Building and Utilizing a Skilled Volunteer Stewardship Corps

Libby Collins1*, Briana Board2 

1Colorado West Land Trust/ Grand Junction, CO, USA
2EUREKA! McConnell Science Museum/ Grand Junction, CO, USA

As pressures from drought, climate change and increased outdoor recreation increase, so does the need for restoration. Land Managers and private landowners are now open to well directed restoration initiatives that utilize community volunteers. Starting in the summer of 2020, the Monument Stewards, an outdoor volunteer corps, has worked weekly at the Lunch Loop Trailhead, along No Thoroughfare Wash, and along the paved Monument Trail under the direction of Libby Collins from Colorado West Land Trust and Briana Board from EUREKA! Science Museum.
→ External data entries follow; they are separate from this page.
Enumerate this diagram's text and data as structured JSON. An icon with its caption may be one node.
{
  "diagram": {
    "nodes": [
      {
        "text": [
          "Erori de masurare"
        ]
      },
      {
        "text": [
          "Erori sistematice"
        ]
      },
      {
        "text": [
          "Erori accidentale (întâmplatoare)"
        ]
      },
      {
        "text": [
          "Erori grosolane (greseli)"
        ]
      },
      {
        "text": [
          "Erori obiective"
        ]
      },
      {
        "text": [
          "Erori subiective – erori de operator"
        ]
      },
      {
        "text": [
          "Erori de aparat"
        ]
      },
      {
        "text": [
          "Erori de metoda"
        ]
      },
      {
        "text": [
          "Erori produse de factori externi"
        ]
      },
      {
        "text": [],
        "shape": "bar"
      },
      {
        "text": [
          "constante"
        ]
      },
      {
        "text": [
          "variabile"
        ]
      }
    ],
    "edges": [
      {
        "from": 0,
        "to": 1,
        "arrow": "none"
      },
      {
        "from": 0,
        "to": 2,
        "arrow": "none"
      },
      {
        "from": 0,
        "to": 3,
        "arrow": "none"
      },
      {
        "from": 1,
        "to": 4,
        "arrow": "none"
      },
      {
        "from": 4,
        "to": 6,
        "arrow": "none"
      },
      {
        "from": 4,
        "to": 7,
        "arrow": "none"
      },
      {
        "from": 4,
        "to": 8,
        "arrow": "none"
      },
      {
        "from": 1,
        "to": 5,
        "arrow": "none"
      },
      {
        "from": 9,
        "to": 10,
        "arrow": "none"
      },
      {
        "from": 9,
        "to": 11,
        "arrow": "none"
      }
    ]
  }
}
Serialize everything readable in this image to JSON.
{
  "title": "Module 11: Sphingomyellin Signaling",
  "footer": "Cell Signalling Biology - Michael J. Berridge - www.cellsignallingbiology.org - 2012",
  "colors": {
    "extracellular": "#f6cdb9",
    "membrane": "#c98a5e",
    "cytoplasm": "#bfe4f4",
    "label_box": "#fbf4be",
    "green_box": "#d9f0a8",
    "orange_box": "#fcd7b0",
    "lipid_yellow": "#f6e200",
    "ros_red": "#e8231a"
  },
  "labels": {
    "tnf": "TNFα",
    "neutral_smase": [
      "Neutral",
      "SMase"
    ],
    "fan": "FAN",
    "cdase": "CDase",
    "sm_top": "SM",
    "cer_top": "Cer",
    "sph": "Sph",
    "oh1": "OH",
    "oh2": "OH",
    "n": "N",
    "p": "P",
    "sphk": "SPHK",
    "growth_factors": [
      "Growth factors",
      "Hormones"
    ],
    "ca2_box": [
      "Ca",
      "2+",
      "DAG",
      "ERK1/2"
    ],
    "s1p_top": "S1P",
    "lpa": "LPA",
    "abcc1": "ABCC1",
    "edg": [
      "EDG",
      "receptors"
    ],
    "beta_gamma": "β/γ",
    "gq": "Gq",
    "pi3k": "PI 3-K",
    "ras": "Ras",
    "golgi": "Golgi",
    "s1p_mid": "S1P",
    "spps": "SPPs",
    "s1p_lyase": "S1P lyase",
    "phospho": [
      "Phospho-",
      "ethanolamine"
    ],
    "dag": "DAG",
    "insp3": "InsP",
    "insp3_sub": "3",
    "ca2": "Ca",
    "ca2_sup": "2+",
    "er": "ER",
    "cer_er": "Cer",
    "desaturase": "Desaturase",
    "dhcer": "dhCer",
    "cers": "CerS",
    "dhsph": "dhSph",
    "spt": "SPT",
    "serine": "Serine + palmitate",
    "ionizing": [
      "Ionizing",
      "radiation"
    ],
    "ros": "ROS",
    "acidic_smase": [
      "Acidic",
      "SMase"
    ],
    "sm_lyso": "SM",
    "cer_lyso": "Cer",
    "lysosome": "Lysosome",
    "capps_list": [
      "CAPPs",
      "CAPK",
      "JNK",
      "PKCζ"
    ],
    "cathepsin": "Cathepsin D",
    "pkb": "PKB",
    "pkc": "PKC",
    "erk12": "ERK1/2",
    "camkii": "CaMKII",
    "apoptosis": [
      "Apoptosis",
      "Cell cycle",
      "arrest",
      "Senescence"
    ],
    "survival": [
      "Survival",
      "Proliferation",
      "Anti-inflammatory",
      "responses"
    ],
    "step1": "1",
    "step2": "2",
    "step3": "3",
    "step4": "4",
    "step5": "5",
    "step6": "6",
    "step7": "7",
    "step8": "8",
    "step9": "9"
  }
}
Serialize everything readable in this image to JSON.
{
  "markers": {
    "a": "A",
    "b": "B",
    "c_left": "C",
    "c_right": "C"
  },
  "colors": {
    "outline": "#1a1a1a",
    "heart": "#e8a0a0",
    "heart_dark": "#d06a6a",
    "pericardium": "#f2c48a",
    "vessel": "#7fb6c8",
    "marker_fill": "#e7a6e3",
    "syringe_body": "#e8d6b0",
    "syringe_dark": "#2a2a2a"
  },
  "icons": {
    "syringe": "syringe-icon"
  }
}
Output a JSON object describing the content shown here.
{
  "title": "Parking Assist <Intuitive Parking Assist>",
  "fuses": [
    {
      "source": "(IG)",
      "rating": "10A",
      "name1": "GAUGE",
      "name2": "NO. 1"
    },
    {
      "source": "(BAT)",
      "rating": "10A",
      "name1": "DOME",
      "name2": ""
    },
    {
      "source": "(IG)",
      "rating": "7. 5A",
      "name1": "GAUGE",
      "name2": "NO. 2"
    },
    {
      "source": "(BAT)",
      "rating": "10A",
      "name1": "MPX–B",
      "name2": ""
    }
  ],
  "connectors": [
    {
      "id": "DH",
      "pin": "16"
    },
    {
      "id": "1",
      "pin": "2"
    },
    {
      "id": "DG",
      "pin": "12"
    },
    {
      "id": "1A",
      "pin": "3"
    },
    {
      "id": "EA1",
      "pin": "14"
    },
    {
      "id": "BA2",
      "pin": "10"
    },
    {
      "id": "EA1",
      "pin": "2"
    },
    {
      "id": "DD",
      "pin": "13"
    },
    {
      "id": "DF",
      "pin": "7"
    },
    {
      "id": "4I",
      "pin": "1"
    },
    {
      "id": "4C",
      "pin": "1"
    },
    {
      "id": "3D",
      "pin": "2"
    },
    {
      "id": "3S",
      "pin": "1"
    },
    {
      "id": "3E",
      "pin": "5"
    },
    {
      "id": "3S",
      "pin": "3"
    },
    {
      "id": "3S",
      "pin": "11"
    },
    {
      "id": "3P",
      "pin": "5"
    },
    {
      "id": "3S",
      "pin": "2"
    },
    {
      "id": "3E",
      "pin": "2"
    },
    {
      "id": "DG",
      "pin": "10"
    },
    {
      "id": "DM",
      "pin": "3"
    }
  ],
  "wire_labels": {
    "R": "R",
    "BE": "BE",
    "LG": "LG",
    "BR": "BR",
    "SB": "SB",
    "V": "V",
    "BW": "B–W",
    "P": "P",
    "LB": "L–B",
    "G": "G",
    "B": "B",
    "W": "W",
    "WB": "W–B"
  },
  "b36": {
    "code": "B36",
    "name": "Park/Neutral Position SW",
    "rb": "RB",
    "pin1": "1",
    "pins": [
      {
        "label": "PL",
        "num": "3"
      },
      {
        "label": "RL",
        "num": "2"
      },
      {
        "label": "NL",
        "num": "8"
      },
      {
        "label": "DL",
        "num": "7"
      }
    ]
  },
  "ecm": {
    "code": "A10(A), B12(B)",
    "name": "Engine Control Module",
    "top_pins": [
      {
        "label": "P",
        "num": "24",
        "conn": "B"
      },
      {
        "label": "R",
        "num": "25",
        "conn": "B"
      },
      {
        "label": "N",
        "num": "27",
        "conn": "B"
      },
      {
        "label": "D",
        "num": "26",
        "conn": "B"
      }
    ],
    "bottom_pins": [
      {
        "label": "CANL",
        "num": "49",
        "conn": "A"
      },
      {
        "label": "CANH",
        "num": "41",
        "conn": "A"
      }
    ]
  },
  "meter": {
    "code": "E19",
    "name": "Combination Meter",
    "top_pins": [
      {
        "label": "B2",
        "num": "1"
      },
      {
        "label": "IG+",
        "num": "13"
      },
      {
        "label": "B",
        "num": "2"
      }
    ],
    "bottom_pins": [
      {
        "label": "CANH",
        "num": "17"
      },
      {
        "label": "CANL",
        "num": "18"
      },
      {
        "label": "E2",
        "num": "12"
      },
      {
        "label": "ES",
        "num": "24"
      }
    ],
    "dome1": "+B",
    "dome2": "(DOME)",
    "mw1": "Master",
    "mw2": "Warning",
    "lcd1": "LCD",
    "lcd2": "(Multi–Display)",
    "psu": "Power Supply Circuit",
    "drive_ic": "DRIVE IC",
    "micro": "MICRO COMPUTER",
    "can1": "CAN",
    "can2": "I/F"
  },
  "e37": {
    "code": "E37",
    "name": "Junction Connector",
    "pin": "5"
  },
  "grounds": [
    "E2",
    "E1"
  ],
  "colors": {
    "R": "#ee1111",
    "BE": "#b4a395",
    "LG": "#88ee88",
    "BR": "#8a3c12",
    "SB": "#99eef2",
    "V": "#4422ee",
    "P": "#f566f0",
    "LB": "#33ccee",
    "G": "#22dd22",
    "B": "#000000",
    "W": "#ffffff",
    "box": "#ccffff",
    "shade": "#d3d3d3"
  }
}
Having two organizations partner to lead the Monument Stewards has contributed to the consistency as well as the successes of collaborating with Land Managers, growing and sustaining a vibrant volunteer base, determining appropriate project scope, securing funding, and engaging diverse groups of stakeholders. The weekly drop-in model for volunteering has proven to be popular with community members who have taken ownership and are engaged in making decisions about the project. Native vegetation now thrives along much of the Monument Trail, weed regrowth is monitored and addressed, Tamarisk regrowth is monitored and managed, and native plant demonstration gardens at the Lunch Loop Trailhead are maintained. Along with these successes, challenges have included consistent monitoring, unpredictable group size and the monotony of weed removal. As a trained and skilled volunteer stewardship corps, these volunteers play a significant role in supporting wildlife habitat, preserving popular open spaces, and connecting our communities to nature. Libby and Briana will share experiences and lessons learned as well as outline their strategy for continuing to build a skilled volunteer stewardship corps.